Streaming chat responses:
Implemented real-time streaming of LLM output to the console leveraging the Ruby OpenAI gem streaming feature and Ollama's compatible API.

Tricky Findings & Gotchas

Ruby Next transpilation required for chroma-db gem:
The gem uses modern Ruby features and requires gem 'ruby-next' with require "ruby-next/language/runtime" loaded early to avoid LoadErrors.
Chroma API version compatibility:
Different Chroma server versions expose different API versions (v1 vs v2). The chroma-db Ruby gem expected v2 endpoints.
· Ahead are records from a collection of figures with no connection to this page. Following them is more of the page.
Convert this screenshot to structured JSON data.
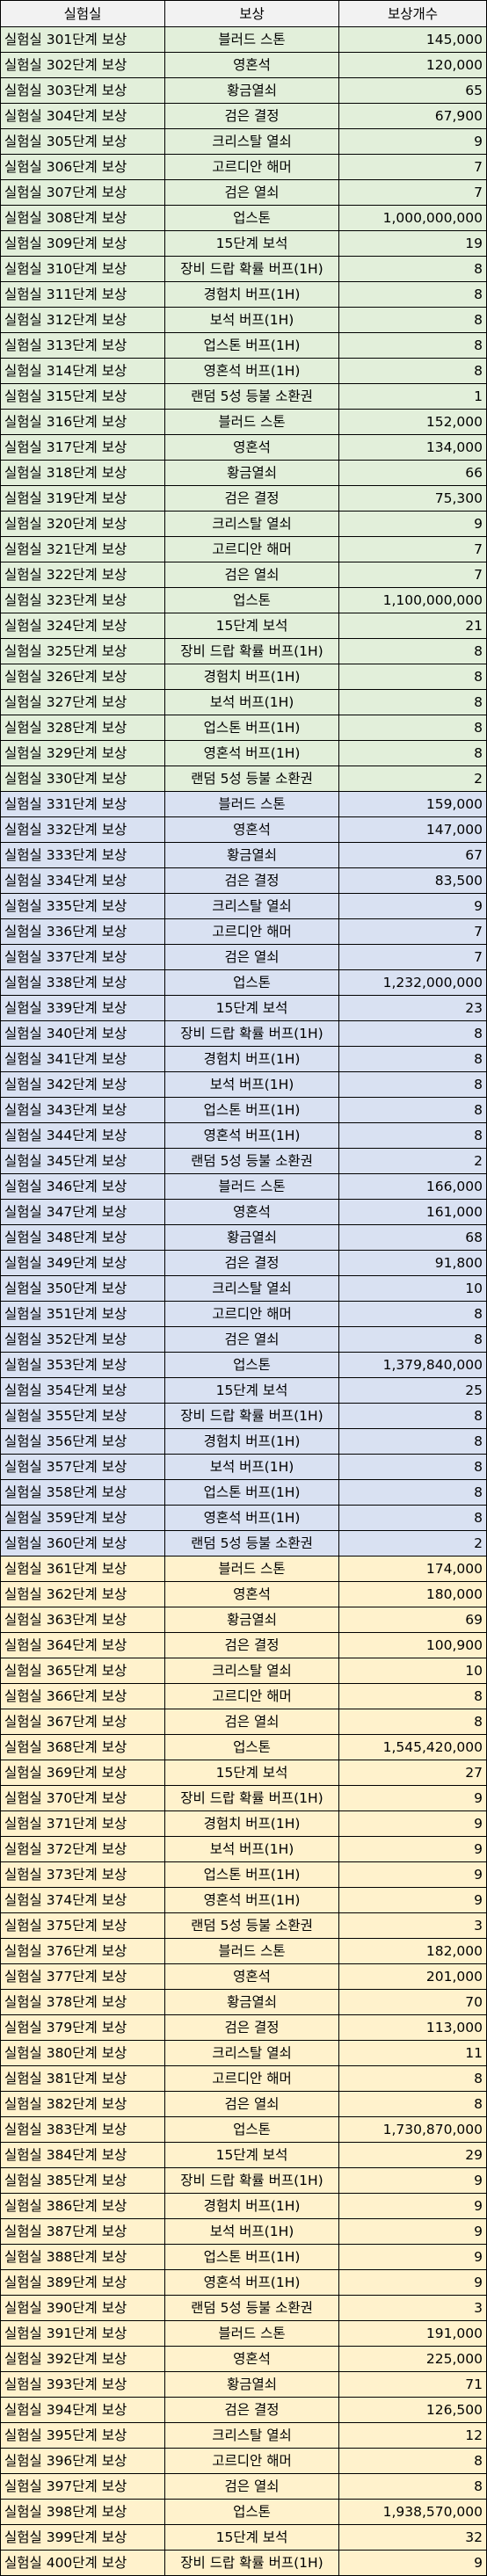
{
  "headers": {
    "stage": "실험실",
    "reward": "보상",
    "count": "보상개수"
  },
  "colors": {
    "group_1": "#e2efda",
    "group_2": "#d9e1f2",
    "group_3": "#fff2cc",
    "header": "#f2f2f2"
  },
  "rows": [
    {
      "stage": "실험실 301단계 보상",
      "reward": "블러드 스톤",
      "count": "145,000",
      "group": 0
    },
    {
      "stage": "실험실 302단계 보상",
      "reward": "영혼석",
      "count": "120,000",
      "group": 0
    },
    {
      "stage": "실험실 303단계 보상",
      "reward": "황금열쇠",
      "count": "65",
      "group": 0
    },
    {
      "stage": "실험실 304단계 보상",
      "reward": "검은 결정",
      "count": "67,900",
      "group": 0
    },
    {
      "stage": "실험실 305단계 보상",
      "reward": "크리스탈 열쇠",
      "count": "9",
      "group": 0
    },
    {
      "stage": "실험실 306단계 보상",
      "reward": "고르디안 해머",
      "count": "7",
      "group": 0
    },
    {
      "stage": "실험실 307단계 보상",
      "reward": "검은 열쇠",
      "count": "7",
      "group": 0
    },
    {
      "stage": "실험실 308단계 보상",
      "reward": "업스톤",
      "count": "1,000,000,000",
      "group": 0
    },
    {
      "stage": "실험실 309단계 보상",
      "reward": "15단계 보석",
      "count": "19",
      "group": 0
    },
    {
      "stage": "실험실 310단계 보상",
      "reward": "장비 드랍 확률 버프(1H)",
      "count": "8",
      "group": 0
    },
    {
      "stage": "실험실 311단계 보상",
      "reward": "경험치 버프(1H)",
      "count": "8",
      "group": 0
    },
    {
      "stage": "실험실 312단계 보상",
      "reward": "보석 버프(1H)",
      "count": "8",
      "group": 0
    },
    {
      "stage": "실험실 313단계 보상",
      "reward": "업스톤 버프(1H)",
      "count": "8",
      "group": 0
    },
    {
      "stage": "실험실 314단계 보상",
      "reward": "영혼석 버프(1H)",
      "count": "8",
      "group": 0
    },
    {
      "stage": "실험실 315단계 보상",
      "reward": "랜덤 5성 등불 소환권",
      "count": "1",
      "group": 0
    },
    {
      "stage": "실험실 316단계 보상",
      "reward": "블러드 스톤",
      "count": "152,000",
      "group": 0
    },
    {
      "stage": "실험실 317단계 보상",
      "reward": "영혼석",
      "count": "134,000",
      "group": 0
    },
    {
      "stage": "실험실 318단계 보상",
      "reward": "황금열쇠",
      "count": "66",
      "group": 0
    },
    {
      "stage": "실험실 319단계 보상",
      "reward": "검은 결정",
      "count": "75,300",
      "group": 0
    },
    {
      "stage": "실험실 320단계 보상",
      "reward": "크리스탈 열쇠",
      "count": "9",
      "group": 0
    },
    {
      "stage": "실험실 321단계 보상",
      "reward": "고르디안 해머",
      "count": "7",
      "group": 0
    },
    {
      "stage": "실험실 322단계 보상",
      "reward": "검은 열쇠",
      "count": "7",
      "group": 0
    },
    {
      "stage": "실험실 323단계 보상",
      "reward": "업스톤",
      "count": "1,100,000,000",
      "group": 0
    },
    {
      "stage": "실험실 324단계 보상",
      "reward": "15단계 보석",
      "count": "21",
      "group": 0
    },
    {
      "stage": "실험실 325단계 보상",
      "reward": "장비 드랍 확률 버프(1H)",
      "count": "8",
      "group": 0
    },
    {
      "stage": "실험실 326단계 보상",
      "reward": "경험치 버프(1H)",
      "count": "8",
      "group": 0
    },
    {
      "stage": "실험실 327단계 보상",
      "reward": "보석 버프(1H)",
      "count": "8",
      "group": 0
    },
    {
      "stage": "실험실 328단계 보상",
      "reward": "업스톤 버프(1H)",
      "count": "8",
      "group": 0
    },
    {
      "stage": "실험실 329단계 보상",
      "reward": "영혼석 버프(1H)",
      "count": "8",
      "group": 0
    },
    {
      "stage": "실험실 330단계 보상",
      "reward": "랜덤 5성 등불 소환권",
      "count": "2",
      "group": 0
    },
    {
      "stage": "실험실 331단계 보상",
      "reward": "블러드 스톤",
      "count": "159,000",
      "group": 1
    },
    {
      "stage": "실험실 332단계 보상",
      "reward": "영혼석",
      "count": "147,000",
      "group": 1
    },
    {
      "stage": "실험실 333단계 보상",
      "reward": "황금열쇠",
      "count": "67",
      "group": 1
    },
    {
      "stage": "실험실 334단계 보상",
      "reward": "검은 결정",
      "count": "83,500",
      "group": 1
    },
    {
      "stage": "실험실 335단계 보상",
      "reward": "크리스탈 열쇠",
      "count": "9",
      "group": 1
    },
    {
      "stage": "실험실 336단계 보상",
      "reward": "고르디안 해머",
      "count": "7",
      "group": 1
    },
    {
      "stage": "실험실 337단계 보상",
      "reward": "검은 열쇠",
      "count": "7",
      "group": 1
    },
    {
      "stage": "실험실 338단계 보상",
      "reward": "업스톤",
      "count": "1,232,000,000",
      "group": 1
    },
    {
      "stage": "실험실 339단계 보상",
      "reward": "15단계 보석",
      "count": "23",
      "group": 1
    },
    {
      "stage": "실험실 340단계 보상",
      "reward": "장비 드랍 확률 버프(1H)",
      "count": "8",
      "group": 1
    },
    {
      "stage": "실험실 341단계 보상",
      "reward": "경험치 버프(1H)",
      "count": "8",
      "group": 1
    },
    {
      "stage": "실험실 342단계 보상",
      "reward": "보석 버프(1H)",
      "count": "8",
      "group": 1
    },
    {
      "stage": "실험실 343단계 보상",
      "reward": "업스톤 버프(1H)",
      "count": "8",
      "group": 1
    },
    {
      "stage": "실험실 344단계 보상",
      "reward": "영혼석 버프(1H)",
      "count": "8",
      "group": 1
    },
    {
      "stage": "실험실 345단계 보상",
      "reward": "랜덤 5성 등불 소환권",
      "count": "2",
      "group": 1
    },
    {
      "stage": "실험실 346단계 보상",
      "reward": "블러드 스톤",
      "count": "166,000",
      "group": 1
    },
    {
      "stage": "실험실 347단계 보상",
      "reward": "영혼석",
      "count": "161,000",
      "group": 1
    },
    {
      "stage": "실험실 348단계 보상",
      "reward": "황금열쇠",
      "count": "68",
      "group": 1
    },
    {
      "stage": "실험실 349단계 보상",
      "reward": "검은 결정",
      "count": "91,800",
      "group": 1
    },
    {
      "stage": "실험실 350단계 보상",
      "reward": "크리스탈 열쇠",
      "count": "10",
      "group": 1
    },
    {
      "stage": "실험실 351단계 보상",
      "reward": "고르디안 해머",
      "count": "8",
      "group": 1
    },
    {
      "stage": "실험실 352단계 보상",
      "reward": "검은 열쇠",
      "count": "8",
      "group": 1
    },
    {
      "stage": "실험실 353단계 보상",
      "reward": "업스톤",
      "count": "1,379,840,000",
      "group": 1
    },
    {
      "stage": "실험실 354단계 보상",
      "reward": "15단계 보석",
      "count": "25",
      "group": 1
    },
    {
      "stage": "실험실 355단계 보상",
      "reward": "장비 드랍 확률 버프(1H)",
      "count": "8",
      "group": 1
    },
    {
      "stage": "실험실 356단계 보상",
      "reward": "경험치 버프(1H)",
      "count": "8",
      "group": 1
    },
    {
      "stage": "실험실 357단계 보상",
      "reward": "보석 버프(1H)",
      "count": "8",
      "group": 1
    },
    {
      "stage": "실험실 358단계 보상",
      "reward": "업스톤 버프(1H)",
      "count": "8",
      "group": 1
    },
    {
      "stage": "실험실 359단계 보상",
      "reward": "영혼석 버프(1H)",
      "count": "8",
      "group": 1
    },
    {
      "stage": "실험실 360단계 보상",
      "reward": "랜덤 5성 등불 소환권",
      "count": "2",
      "group": 1
    },
    {
      "stage": "실험실 361단계 보상",
      "reward": "블러드 스톤",
      "count": "174,000",
      "group": 2
    },
    {
      "stage": "실험실 362단계 보상",
      "reward": "영혼석",
      "count": "180,000",
      "group": 2
    },
    {
      "stage": "실험실 363단계 보상",
      "reward": "황금열쇠",
      "count": "69",
      "group": 2
    },
    {
      "stage": "실험실 364단계 보상",
      "reward": "검은 결정",
      "count": "100,900",
      "group": 2
    },
    {
      "stage": "실험실 365단계 보상",
      "reward": "크리스탈 열쇠",
      "count": "10",
      "group": 2
    },
    {
      "stage": "실험실 366단계 보상",
      "reward": "고르디안 해머",
      "count": "8",
      "group": 2
    },
    {
      "stage": "실험실 367단계 보상",
      "reward": "검은 열쇠",
      "count": "8",
      "group": 2
    },
    {
      "stage": "실험실 368단계 보상",
      "reward": "업스톤",
      "count": "1,545,420,000",
      "group": 2
    },
    {
      "stage": "실험실 369단계 보상",
      "reward": "15단계 보석",
      "count": "27",
      "group": 2
    },
    {
      "stage": "실험실 370단계 보상",
      "reward": "장비 드랍 확률 버프(1H)",
      "count": "9",
      "group": 2
    },
    {
      "stage": "실험실 371단계 보상",
      "reward": "경험치 버프(1H)",
      "count": "9",
      "group": 2
    },
    {
      "stage": "실험실 372단계 보상",
      "reward": "보석 버프(1H)",
      "count": "9",
      "group": 2
    },
    {
      "stage": "실험실 373단계 보상",
      "reward": "업스톤 버프(1H)",
      "count": "9",
      "group": 2
    },
    {
      "stage": "실험실 374단계 보상",
      "reward": "영혼석 버프(1H)",
      "count": "9",
      "group": 2
    },
    {
      "stage": "실험실 375단계 보상",
      "reward": "랜덤 5성 등불 소환권",
      "count": "3",
      "group": 2
    },
    {
      "stage": "실험실 376단계 보상",
      "reward": "블러드 스톤",
      "count": "182,000",
      "group": 2
    },
    {
      "stage": "실험실 377단계 보상",
      "reward": "영혼석",
      "count": "201,000",
      "group": 2
    },
    {
      "stage": "실험실 378단계 보상",
      "reward": "황금열쇠",
      "count": "70",
      "group": 2
    },
    {
      "stage": "실험실 379단계 보상",
      "reward": "검은 결정",
      "count": "113,000",
      "group": 2
    },
    {
      "stage": "실험실 380단계 보상",
      "reward": "크리스탈 열쇠",
      "count": "11",
      "group": 2
    },
    {
      "stage": "실험실 381단계 보상",
      "reward": "고르디안 해머",
      "count": "8",
      "group": 2
    },
    {
      "stage": "실험실 382단계 보상",
      "reward": "검은 열쇠",
      "count": "8",
      "group": 2
    },
    {
      "stage": "실험실 383단계 보상",
      "reward": "업스톤",
      "count": "1,730,870,000",
      "group": 2
    },
    {
      "stage": "실험실 384단계 보상",
      "reward": "15단계 보석",
      "count": "29",
      "group": 2
    },
    {
      "stage": "실험실 385단계 보상",
      "reward": "장비 드랍 확률 버프(1H)",
      "count": "9",
      "group": 2
    },
    {
      "stage": "실험실 386단계 보상",
      "reward": "경험치 버프(1H)",
      "count": "9",
      "group": 2
    },
    {
      "stage": "실험실 387단계 보상",
      "reward": "보석 버프(1H)",
      "count": "9",
      "group": 2
    },
    {
      "stage": "실험실 388단계 보상",
      "reward": "업스톤 버프(1H)",
      "count": "9",
      "group": 2
    },
    {
      "stage": "실험실 389단계 보상",
      "reward": "영혼석 버프(1H)",
      "count": "9",
      "group": 2
    },
    {
      "stage": "실험실 390단계 보상",
      "reward": "랜덤 5성 등불 소환권",
      "count": "3",
      "group": 2
    },
    {
      "stage": "실험실 391단계 보상",
      "reward": "블러드 스톤",
      "count": "191,000",
      "group": 2
    },
    {
      "stage": "실험실 392단계 보상",
      "reward": "영혼석",
      "count": "225,000",
      "group": 2
    },
    {
      "stage": "실험실 393단계 보상",
      "reward": "황금열쇠",
      "count": "71",
      "group": 2
    },
    {
      "stage": "실험실 394단계 보상",
      "reward": "검은 결정",
      "count": "126,500",
      "group": 2
    },
    {
      "stage": "실험실 395단계 보상",
      "reward": "크리스탈 열쇠",
      "count": "12",
      "group": 2
    },
    {
      "stage": "실험실 396단계 보상",
      "reward": "고르디안 해머",
      "count": "8",
      "group": 2
    },
    {
      "stage": "실험실 397단계 보상",
      "reward": "검은 열쇠",
      "count": "8",
      "group": 2
    },
    {
      "stage": "실험실 398단계 보상",
      "reward": "업스톤",
      "count": "1,938,570,000",
      "group": 2
    },
    {
      "stage": "실험실 399단계 보상",
      "reward": "15단계 보석",
      "count": "32",
      "group": 2
    },
    {
      "stage": "실험실 400단계 보상",
      "reward": "장비 드랍 확률 버프(1H)",
      "count": "9",
      "group": 2
    }
  ]
}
Using matched versions of Chroma server and the gem, or a forked gem branch with v2 support, was crucial.
Bundler context for scripts:
Running scripts must be done with bundle exec or with require 'bundler/setup' to load local gem dependencies correctly (especially forked gems).
Manual management of conversational memory:
Unlike Python LangChain, no high-level Ruby library exists for conversation memory or RAG chains, so that had to be implemented as arrays of messages, and prompt assembly was manual.
Text chunking with pragmatic_segmenter:
Using sentence segmentation improved context retention significantly over naïve character splitting, but required careful assembly of chunks and overlaps.
Streaming outputs handled via custom block in Ruby OpenAI gem:
Streaming integration required capturing delta chunks from the streaming API and printing them in realtime, instead of waiting for full response.

Setup Instructions

Requirements

Ruby 3.2.x
Bundler
Docker & Docker Compose
Ollama installed and running locally with the llama3.2 model pulled
Basic terminal shell (macOS, Linux recommended)

Steps

Clone/Fork the repository:
Run bundle install to install Ruby dependencies
Run docker compose up -d to boot up Chroma DB
Run ollama run llama3.2 to boot up Open Source LLM
Run bundle exec ruby seed.rb to seed Chroma DB with chunks of data from knowledge_base folder
Run bundle exec ruby main.rb to start actual conversation

Questions to try on

What is the company name?
When the company was establised?
Which techologies does the company use?
Tell me the emplooees` names and their titles?
Who knows how to work with IOS?
Tell me who was the client for web project?
Is the company looking for IOS developer?

Then you can compare it with the actual knowledge base.